There is nothing I hate more than kegel exercises.  A wise woman once told me that she religiously does Kegels at stoplights.  I’d stop f’ing driving. That’s what I would do. That or run a ton of red lights.

Kaveh’s drive is much stronger than mine. But for the record, I like to think I look pretty damn good naked.  I’ve gained weight since COVID but at least some of it has gone to my boobs.  For that reason, Kaveh feels like 2020 has still been a win. 😂

He’s funnier than me, genuinely more likable, saves lives, and is an excellent provider.  But I look better naked.  It’s just a fact. I proudly win that one, and consequently, it ups his sex drive.

Like many women, I need time to warm up to the idea of lovemaking. My brain doesn’t turn off at night.  I’m thinking about the kids, bills, and global warming right until the moment I close my eyes to sleep. 

Trump and his shenanigans can be to blame for the lull over the last few months.  CNN makes for awful soft-porn.  I suggest turning off your phones and tv at night. Unless it’s to watch Jamie Frasier from Outlander move hay-bales (read May 3rd).  That show easily increased our sex life threefold.

I suppose the question isn’t how frequently, how long, or how adventurous the lovemaking is but whether you are connecting with your partner and genuinely enjoying it.

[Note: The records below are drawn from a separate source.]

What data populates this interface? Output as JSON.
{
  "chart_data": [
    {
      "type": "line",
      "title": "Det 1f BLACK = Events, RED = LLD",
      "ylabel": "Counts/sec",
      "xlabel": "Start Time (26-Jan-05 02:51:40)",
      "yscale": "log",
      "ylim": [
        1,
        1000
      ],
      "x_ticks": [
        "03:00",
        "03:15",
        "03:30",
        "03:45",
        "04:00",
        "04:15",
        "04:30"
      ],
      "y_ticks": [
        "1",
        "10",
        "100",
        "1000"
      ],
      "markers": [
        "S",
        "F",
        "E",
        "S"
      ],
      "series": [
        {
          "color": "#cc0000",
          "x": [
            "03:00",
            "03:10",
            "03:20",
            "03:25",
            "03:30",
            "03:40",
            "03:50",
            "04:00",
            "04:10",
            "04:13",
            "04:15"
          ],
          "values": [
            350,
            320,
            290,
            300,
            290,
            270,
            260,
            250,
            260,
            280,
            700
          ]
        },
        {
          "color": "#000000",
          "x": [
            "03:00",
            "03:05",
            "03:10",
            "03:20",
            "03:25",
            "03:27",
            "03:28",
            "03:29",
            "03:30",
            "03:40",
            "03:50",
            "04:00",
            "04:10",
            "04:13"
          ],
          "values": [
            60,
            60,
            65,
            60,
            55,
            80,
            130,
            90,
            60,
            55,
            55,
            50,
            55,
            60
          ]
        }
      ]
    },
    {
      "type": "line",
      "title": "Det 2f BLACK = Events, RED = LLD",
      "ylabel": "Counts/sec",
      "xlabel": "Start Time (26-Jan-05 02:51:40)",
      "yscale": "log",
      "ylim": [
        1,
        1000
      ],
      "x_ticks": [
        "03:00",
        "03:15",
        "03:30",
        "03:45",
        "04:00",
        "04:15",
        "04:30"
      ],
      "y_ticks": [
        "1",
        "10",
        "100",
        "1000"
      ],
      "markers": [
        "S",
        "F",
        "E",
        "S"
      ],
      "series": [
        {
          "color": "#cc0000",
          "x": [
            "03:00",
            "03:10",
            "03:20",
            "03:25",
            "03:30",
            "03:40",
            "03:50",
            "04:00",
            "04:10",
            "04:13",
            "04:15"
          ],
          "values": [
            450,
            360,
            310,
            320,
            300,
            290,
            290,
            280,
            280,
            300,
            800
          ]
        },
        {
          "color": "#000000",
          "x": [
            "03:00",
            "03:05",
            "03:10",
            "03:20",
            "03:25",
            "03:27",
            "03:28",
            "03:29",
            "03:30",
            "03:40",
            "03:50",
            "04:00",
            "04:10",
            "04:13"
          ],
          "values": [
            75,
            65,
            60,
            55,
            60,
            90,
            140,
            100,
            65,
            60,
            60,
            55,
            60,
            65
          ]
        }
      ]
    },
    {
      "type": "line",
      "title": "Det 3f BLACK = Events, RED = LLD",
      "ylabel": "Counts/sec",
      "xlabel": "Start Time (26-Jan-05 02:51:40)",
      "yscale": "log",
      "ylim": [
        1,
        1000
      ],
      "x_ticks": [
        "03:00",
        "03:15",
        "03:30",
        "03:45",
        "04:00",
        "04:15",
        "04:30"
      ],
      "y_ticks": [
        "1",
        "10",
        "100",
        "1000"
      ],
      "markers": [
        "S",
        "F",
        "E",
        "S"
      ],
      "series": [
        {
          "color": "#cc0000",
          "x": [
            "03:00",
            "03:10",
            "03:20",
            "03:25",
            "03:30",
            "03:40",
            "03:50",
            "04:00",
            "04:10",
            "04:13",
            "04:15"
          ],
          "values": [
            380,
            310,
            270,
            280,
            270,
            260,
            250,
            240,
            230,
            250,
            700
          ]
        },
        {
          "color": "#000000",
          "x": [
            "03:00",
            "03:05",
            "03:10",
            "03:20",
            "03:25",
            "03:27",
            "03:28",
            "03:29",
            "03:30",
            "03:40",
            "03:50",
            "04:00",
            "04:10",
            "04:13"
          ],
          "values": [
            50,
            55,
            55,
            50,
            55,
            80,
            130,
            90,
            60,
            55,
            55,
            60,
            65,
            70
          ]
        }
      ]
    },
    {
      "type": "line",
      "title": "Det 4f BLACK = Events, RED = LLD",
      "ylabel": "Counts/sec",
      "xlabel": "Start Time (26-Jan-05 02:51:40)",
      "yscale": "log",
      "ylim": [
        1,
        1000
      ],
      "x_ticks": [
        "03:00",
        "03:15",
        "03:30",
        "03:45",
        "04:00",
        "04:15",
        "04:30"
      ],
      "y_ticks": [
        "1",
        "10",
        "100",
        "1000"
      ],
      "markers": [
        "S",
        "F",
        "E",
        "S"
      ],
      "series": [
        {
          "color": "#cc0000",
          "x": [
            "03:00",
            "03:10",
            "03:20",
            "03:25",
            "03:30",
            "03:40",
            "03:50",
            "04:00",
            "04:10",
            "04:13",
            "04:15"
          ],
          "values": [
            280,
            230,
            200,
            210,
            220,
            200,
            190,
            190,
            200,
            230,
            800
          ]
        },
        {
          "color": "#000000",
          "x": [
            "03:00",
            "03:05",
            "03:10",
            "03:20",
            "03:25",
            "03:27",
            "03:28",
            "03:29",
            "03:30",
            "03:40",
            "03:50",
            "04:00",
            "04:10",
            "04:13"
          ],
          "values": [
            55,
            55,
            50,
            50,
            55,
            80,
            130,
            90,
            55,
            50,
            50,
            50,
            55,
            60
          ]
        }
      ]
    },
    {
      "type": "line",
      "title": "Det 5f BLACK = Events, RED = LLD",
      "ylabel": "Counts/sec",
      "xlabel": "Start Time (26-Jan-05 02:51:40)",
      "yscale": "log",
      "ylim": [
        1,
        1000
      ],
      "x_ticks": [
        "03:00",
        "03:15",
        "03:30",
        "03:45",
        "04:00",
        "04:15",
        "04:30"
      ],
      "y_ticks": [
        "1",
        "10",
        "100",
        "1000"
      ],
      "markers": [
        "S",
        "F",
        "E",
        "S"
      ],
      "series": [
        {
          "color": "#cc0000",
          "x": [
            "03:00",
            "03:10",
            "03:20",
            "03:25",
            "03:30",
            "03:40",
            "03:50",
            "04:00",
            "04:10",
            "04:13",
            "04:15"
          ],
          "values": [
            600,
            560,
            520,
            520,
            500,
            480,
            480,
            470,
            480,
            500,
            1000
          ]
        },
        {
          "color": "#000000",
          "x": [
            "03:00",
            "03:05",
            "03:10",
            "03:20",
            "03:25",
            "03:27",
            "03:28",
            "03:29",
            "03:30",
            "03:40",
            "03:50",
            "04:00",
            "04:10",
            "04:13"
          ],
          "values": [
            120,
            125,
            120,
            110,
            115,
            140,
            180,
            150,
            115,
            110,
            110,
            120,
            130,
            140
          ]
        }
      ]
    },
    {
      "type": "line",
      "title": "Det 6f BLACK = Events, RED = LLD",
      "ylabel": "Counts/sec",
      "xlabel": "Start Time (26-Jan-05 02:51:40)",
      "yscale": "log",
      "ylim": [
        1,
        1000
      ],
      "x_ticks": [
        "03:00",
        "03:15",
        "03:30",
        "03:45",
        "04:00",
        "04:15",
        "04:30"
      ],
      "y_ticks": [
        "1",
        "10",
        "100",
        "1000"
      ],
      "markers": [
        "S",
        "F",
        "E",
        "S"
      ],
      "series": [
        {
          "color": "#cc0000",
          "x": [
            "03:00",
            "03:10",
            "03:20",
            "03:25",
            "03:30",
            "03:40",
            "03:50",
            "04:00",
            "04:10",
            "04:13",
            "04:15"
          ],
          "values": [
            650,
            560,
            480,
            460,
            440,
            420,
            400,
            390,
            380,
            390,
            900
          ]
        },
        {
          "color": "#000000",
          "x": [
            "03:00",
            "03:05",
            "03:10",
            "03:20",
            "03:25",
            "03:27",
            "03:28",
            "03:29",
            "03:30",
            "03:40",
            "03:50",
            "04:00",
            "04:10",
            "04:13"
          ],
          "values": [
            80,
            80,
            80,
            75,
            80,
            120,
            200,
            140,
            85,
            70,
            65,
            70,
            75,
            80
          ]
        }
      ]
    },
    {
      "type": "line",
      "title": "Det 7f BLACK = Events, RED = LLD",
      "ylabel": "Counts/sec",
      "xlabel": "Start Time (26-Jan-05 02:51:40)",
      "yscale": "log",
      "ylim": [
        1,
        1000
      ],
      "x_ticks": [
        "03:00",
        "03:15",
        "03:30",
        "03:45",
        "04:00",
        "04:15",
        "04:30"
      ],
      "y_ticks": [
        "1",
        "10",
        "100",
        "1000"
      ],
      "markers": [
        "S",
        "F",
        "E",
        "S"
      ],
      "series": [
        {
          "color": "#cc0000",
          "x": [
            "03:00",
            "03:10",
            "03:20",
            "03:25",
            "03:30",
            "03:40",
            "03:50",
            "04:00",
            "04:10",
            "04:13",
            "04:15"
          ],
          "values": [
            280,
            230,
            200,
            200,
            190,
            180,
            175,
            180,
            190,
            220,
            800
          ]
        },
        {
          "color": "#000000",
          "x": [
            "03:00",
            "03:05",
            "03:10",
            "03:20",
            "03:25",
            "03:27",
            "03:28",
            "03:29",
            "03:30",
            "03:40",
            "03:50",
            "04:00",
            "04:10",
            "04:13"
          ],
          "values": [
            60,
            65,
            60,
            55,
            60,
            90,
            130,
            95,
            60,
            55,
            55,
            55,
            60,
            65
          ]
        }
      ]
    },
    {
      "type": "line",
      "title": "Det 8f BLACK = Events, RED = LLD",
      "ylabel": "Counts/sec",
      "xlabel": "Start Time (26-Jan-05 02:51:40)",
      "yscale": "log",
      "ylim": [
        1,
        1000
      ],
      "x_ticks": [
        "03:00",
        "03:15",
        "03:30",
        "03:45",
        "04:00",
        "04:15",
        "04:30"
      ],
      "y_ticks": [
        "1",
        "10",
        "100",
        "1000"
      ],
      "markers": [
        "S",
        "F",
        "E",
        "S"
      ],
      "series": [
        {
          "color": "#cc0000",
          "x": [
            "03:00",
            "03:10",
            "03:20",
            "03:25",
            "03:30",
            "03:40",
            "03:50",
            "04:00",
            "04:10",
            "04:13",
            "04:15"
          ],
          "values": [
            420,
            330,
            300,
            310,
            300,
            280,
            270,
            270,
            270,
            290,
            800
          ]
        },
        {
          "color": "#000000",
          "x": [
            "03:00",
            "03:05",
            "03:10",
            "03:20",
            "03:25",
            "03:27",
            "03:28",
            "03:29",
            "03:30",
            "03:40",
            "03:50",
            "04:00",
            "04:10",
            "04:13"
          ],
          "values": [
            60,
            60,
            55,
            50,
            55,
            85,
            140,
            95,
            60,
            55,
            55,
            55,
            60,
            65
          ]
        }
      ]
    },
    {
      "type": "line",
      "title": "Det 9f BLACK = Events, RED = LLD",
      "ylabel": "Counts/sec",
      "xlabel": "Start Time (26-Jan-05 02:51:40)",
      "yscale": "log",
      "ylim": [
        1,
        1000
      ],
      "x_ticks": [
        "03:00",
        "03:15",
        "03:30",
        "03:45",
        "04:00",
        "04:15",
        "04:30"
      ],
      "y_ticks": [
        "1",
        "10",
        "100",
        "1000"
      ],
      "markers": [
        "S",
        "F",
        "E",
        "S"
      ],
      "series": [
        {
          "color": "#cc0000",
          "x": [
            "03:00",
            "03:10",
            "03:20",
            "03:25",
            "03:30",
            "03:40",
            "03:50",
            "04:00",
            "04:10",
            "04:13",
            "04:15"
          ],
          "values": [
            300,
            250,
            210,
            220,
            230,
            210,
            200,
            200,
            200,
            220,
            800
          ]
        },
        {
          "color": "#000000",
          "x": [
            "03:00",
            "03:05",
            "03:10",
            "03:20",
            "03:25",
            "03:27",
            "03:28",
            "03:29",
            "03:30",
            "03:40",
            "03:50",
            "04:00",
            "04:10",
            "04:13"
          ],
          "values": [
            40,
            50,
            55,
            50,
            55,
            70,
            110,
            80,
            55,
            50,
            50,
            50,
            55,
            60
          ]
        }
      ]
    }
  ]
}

So just keep on doing what you’re doing.  Unless you aren’t doing it at all. Then yes, you need to have a conversation with your partner or you could just promptly sell the kids.  I can say that confidently because I have well over zero hours of marriage and sex therapy training.  So you really should listen to me. 

I’ve given you some of my thoughts. Now it’s your turn. You’re an adult, don’t be shy.  What do you think makes or breaks a healthy love life?